Il presidente dell’Unione e sindaco di Carpineti, Tiziano Borghi, e il sindaco di Castelnovo Monti e delegato ai Servizi sociali nell’ambito dell’Unione, rispondono alla lettera aperta inviata dalla psicologa Nicoletta Beretti sulle competenze dell’area minori affidate all’ASC Teatro Appennino.
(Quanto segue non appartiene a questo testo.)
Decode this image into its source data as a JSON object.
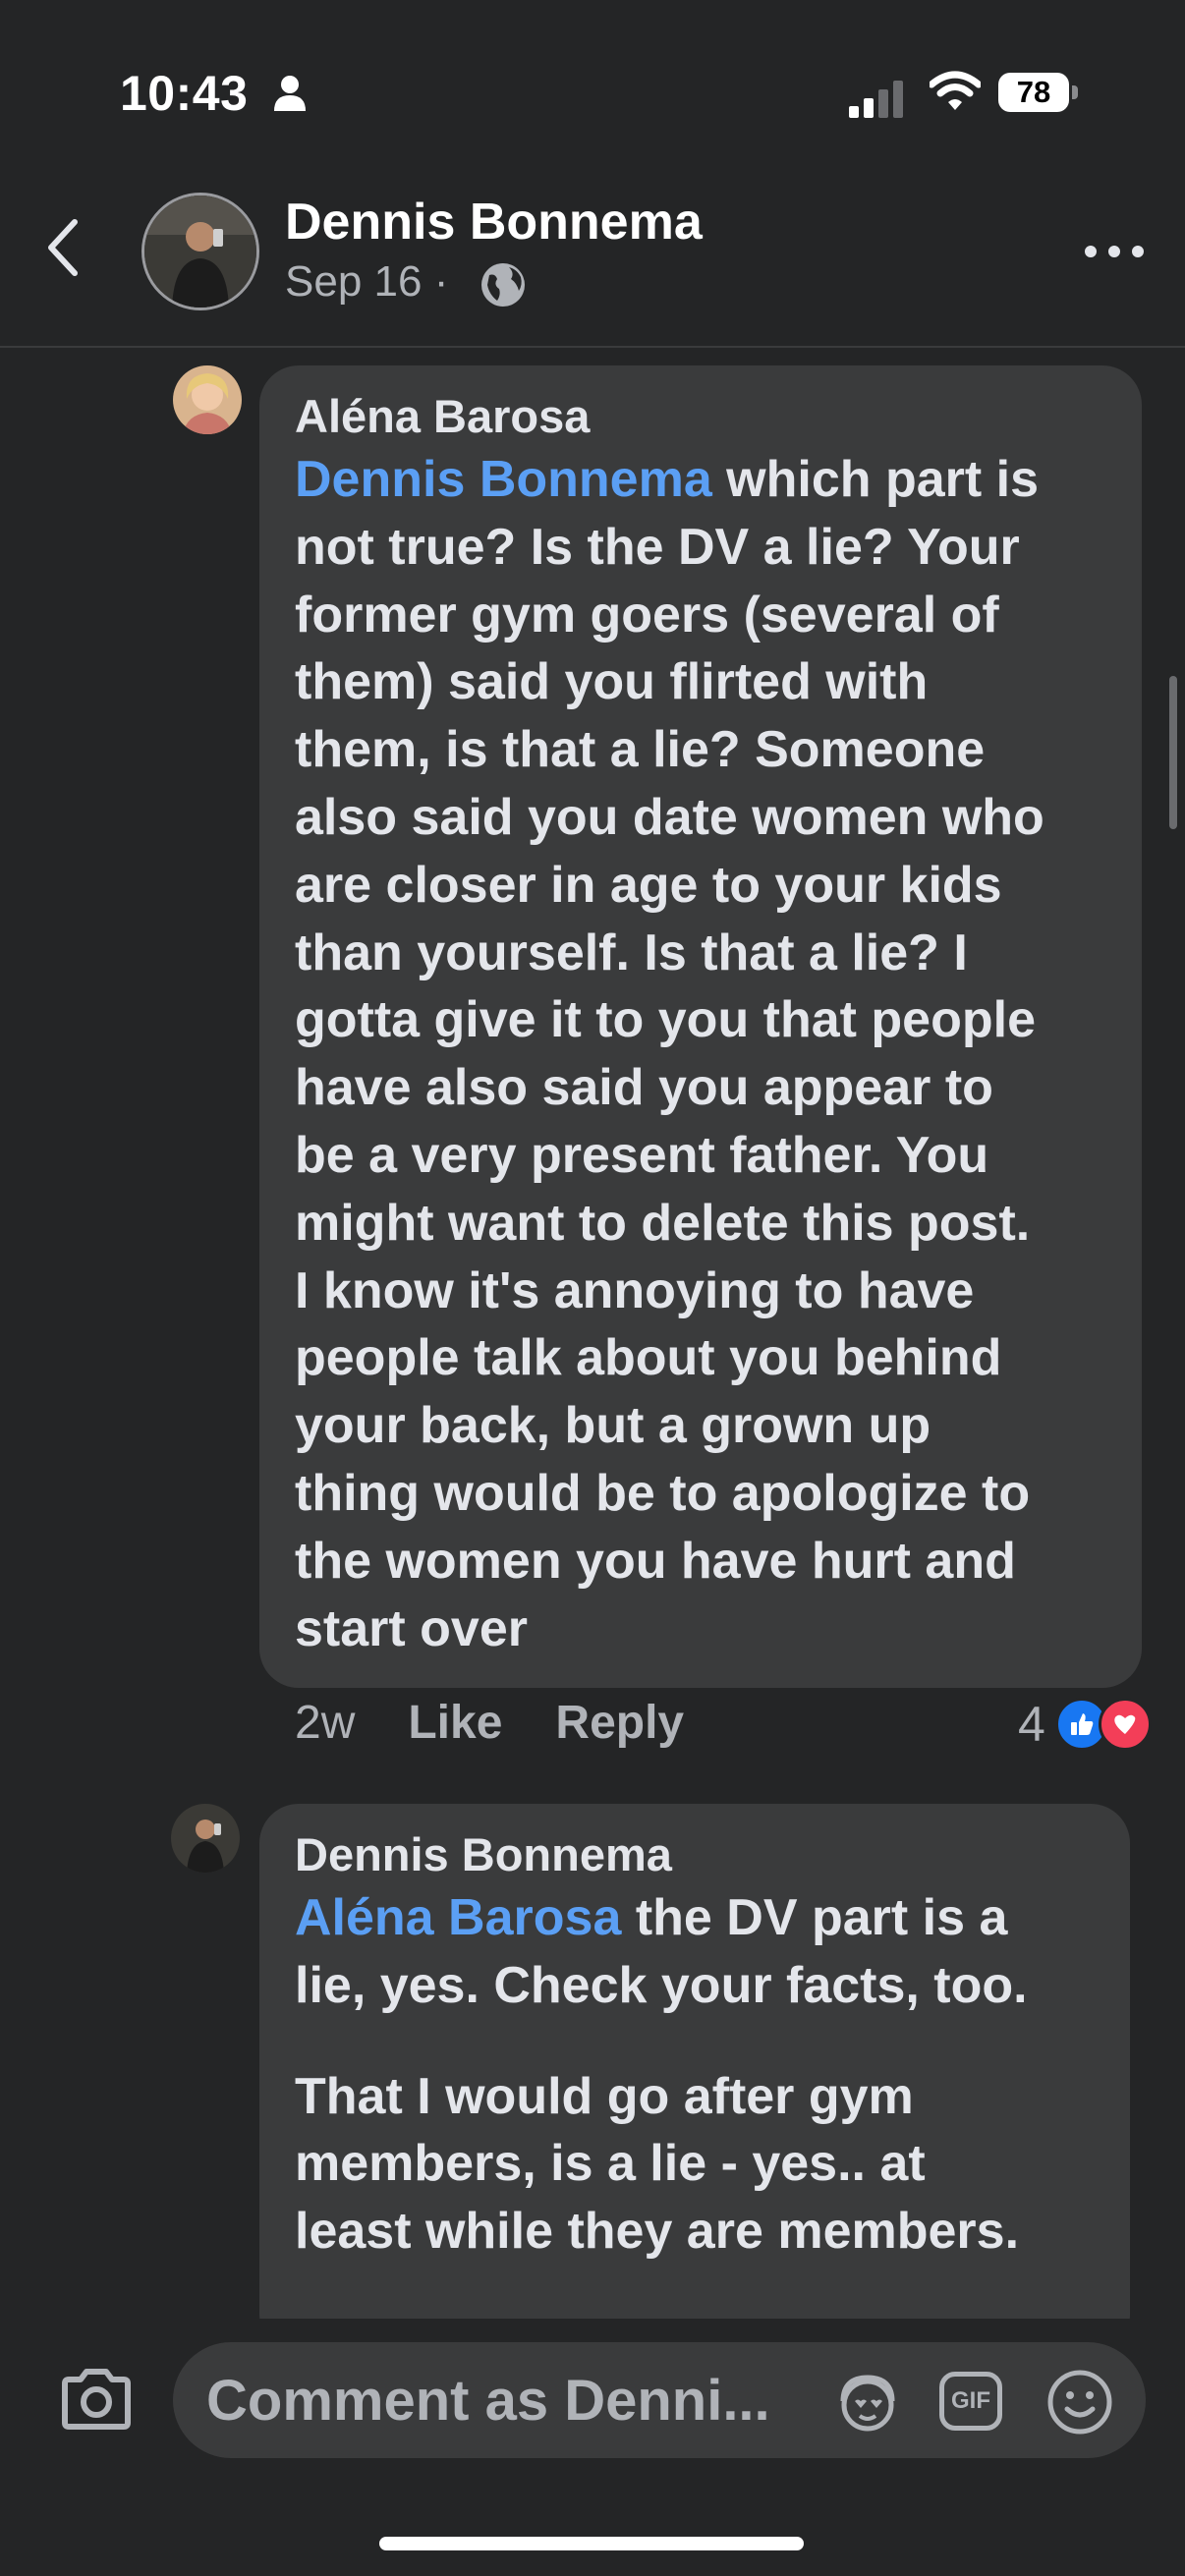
{
  "status_bar": {
    "time": "10:43",
    "battery": "78"
  },
  "header": {
    "name": "Dennis Bonnema",
    "date": "Sep 16",
    "separator": "·"
  },
  "comments": [
    {
      "author": "Aléna Barosa",
      "mention": "Dennis Bonnema",
      "lines": [
        " which part is",
        "not true? Is the DV a lie? Your",
        "former gym goers (several of",
        "them) said you flirted with",
        "them, is that a lie? Someone",
        "also said you date women who",
        "are closer in age to your kids",
        "than yourself. Is that a lie? I",
        "gotta give it to you that people",
        "have also said you appear to",
        "be a very present father. You",
        "might want to delete this post.",
        "I know it's annoying to have",
        "people talk about you behind",
        "your back, but a grown up",
        "thing would be to apologize to",
        "the women you have hurt and",
        "start over"
      ],
      "time": "2w",
      "like_label": "Like",
      "reply_label": "Reply",
      "reaction_count": "4",
      "reactions": [
        "like-icon",
        "love-icon"
      ]
    },
    {
      "author": "Dennis Bonnema",
      "mention": "Aléna Barosa",
      "lines_a": [
        " the DV part is a",
        "lie, yes. Check your facts, too."
      ],
      "lines_b": [
        "That I would go after gym",
        "members, is a lie - yes.. at",
        "least while they are members."
      ]
    }
  ],
  "composer": {
    "placeholder": "Comment as Denni...",
    "icons": [
      "camera-icon",
      "avatar-sticker-icon",
      "gif-icon",
      "emoji-icon"
    ],
    "gif_label": "GIF"
  },
  "colors": {
    "background": "#242526",
    "bubble": "#3a3b3c",
    "mention": "#5b9ff4",
    "like_blue": "#1877f2",
    "love_red": "#f33e58"
  }
}
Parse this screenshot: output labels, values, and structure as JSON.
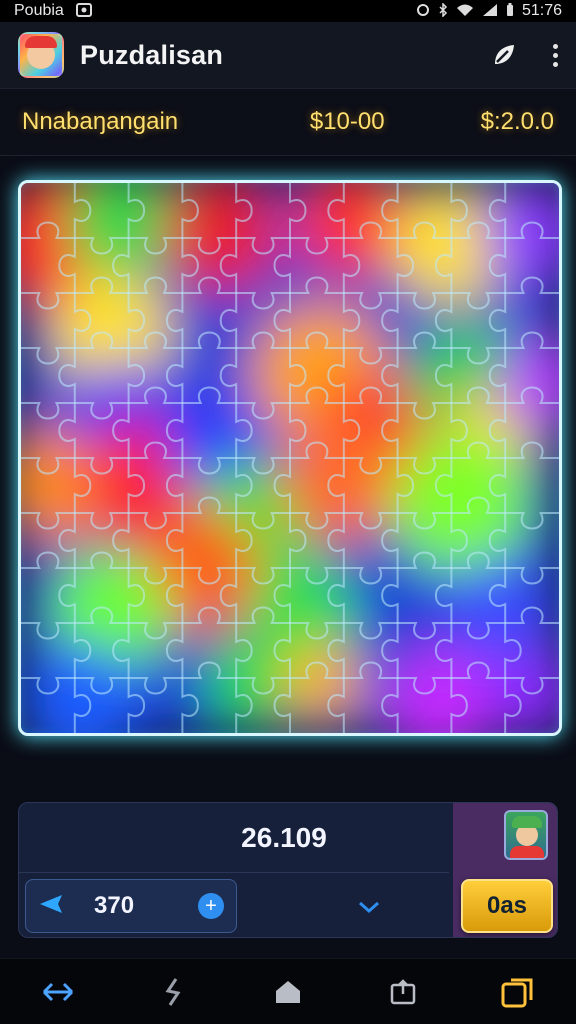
{
  "status": {
    "carrier": "Poubia",
    "time": "51:76"
  },
  "app": {
    "title": "Puzdalisan"
  },
  "info": {
    "label": "Nnabaŋangain",
    "value1": "$10-00",
    "value2": "$:2.0.0"
  },
  "puzzle": {
    "rows": 10,
    "cols": 10
  },
  "panel": {
    "score": "26.109",
    "count": "370",
    "go_label": "0as"
  },
  "colors": {
    "accent": "#58e7ff",
    "gold": "#ffcf3a",
    "panel": "#17203a"
  },
  "icons": {
    "status": [
      "image-icon",
      "alarm-icon",
      "bluetooth-icon",
      "wifi-icon",
      "signal-icon",
      "battery-icon"
    ],
    "appbar": [
      "leaf-icon",
      "more-vert-icon"
    ],
    "nav": [
      "back-arrow-icon",
      "hook-icon",
      "home-icon",
      "share-icon",
      "recent-apps-icon"
    ]
  }
}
“Nel merito delle osservazioni avanzate dalla dottoressa Beretti - affermano i due sindaci - vogliamo rimarcare che l’Azienda Speciale Consortile Teatro Appennino è un ente completamente pubblico, detenuto esclusivamente dal Comune di Castelnovo Monti e dall’Unione dei Comuni. Le aziende speciali consortili sono realtà che hanno una funzione mutualistica, nascono dalla volontà di due o più soggetti di unire, coordinare e condividere le rispettive organizzazioni, al fine di migliorare le loro attività ed interventi in specifici ambiti di interesse territoriale. Il conferimento di competenze, - continuano - compresa l’area minori (ma spesso anche l’ Area Adulti, l’Area Anziani, l’Area Disabilità) ad ASC di questo tipo che sono, lo ripetiamo, enti pubblici senza alcuna commistione pubblico - privata, è stata adottata da molti Comuni ed Unioni di Comuni, in Emilia-Romagna come in Veneto, o in Lombardia e altre Regioni, da ormai diversi anni. Gli atti dell’ASC sono regolati come quelli degli Enti Pubblici, anche per la selezione del personale quando si ravveda l’esigenza di effettuare assunzioni. La trasparenza di questi atti quindi, è la medesima di ogni concorso pubblico. Nel caso oggetto di intervento da parte della dottoressa Beretti peraltro, non si trattava di un procedimento di assunzione, ma di una semplice raccolta di disponibilità da parte di psicologi, che possano essere poi coinvolti in progetti ed azioni coordinate dall’ASC. Un atto pienamente lecito e regolare, tanto che la stessa dottoressa Beretti vi ha partecipato”.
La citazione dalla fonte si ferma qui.